…跟你这种没常识的人认识,是你身边的人很可怜吧?
「他居然要我去帮政客看病欸。」孟殷一脸正气凛然,「我们做学问的,多少是要有些风骨吧?怎么可以为了预算去做趋炎附势这样难看的举止…」
刘非搔了搔脸颊。她好歹也在「夏夜」待了一年,很明白大师傅。他实在是个八面玲珑、腰肢柔软的人,像他们这种做黑学问的,能够这么多年安然无恙,预算丰厚,端赖他圆滑的处事风格。
研究这类玄学,实在不免「解剖」尸体,拿死人的内脏或骨骸做些稀奇古怪的实验,但是大师傅非常谨慎的尽量站在法律这一边,最少也是踏在灰色地带,行事低调到快要钻进土里,让谁也抓不到把柄。更不时施些小惠给当权者…
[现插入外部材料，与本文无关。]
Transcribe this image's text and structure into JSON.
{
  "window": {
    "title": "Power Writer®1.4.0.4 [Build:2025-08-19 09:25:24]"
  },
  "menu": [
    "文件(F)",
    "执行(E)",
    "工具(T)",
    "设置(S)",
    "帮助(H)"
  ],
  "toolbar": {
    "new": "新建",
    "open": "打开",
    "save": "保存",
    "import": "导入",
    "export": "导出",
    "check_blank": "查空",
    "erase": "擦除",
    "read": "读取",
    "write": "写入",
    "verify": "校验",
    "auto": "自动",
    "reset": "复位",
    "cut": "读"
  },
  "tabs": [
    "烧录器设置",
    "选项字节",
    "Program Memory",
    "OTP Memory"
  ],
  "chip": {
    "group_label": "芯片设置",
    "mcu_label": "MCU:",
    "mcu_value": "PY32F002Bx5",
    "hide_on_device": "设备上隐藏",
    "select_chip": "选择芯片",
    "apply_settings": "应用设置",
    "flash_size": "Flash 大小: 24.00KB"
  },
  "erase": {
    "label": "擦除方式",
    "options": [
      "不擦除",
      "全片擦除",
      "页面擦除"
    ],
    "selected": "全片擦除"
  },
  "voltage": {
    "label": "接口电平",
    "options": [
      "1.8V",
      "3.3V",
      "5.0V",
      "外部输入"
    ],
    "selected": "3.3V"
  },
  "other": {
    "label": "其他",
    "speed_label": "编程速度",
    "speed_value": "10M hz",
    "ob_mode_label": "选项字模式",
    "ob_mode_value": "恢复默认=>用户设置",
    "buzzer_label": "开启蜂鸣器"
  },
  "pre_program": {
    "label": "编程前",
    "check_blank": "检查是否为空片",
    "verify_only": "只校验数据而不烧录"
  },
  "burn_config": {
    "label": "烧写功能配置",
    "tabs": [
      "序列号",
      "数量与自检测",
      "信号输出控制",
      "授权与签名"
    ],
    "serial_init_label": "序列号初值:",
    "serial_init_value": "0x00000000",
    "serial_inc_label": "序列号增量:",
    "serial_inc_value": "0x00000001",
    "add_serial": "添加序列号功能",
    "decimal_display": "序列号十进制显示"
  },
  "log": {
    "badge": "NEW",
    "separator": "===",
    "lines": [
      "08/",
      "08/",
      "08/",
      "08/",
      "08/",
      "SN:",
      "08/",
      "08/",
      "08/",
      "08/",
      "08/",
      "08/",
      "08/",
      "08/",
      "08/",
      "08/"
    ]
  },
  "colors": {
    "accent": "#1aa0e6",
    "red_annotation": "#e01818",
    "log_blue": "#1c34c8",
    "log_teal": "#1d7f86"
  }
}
这也是为什么这个幽暗的「夏夜」一直可以沉默存在的缘故。
虽然她也是不怎么喜欢抱政客大腿这种事情。「那…师傅你不去吗?」
「去啊。不然伙食费就不会拨下来了。」孟殷很理直气壮,「我去开病危通知书。反正大师傅只要我看诊而已,又没要我治好。」
换刘非爆青筋了。「人命关天,你给我说什么废话?」她很想跟去,但是为了帮貔貅洗澡,她耗掉了一个下午,衣服还堆着没洗没晾,功课全部都还没做,另外一堆家事…
她真的是最苦命最年轻的家庭主妇了。
大脚一踢将孟殷踢出家门,「快滚!记得要把人治好!你当什么医生…」
「我哪是什么医生。」孟殷无限委屈,「我是裹着科学皮的魔导士。」
「孟师傅!」刘非简直是尖叫了。
在刘非抓狂前,孟殷默默的上了来接他的豪华大轿车。而且非常不客气的吐在昂贵的牛皮座椅上。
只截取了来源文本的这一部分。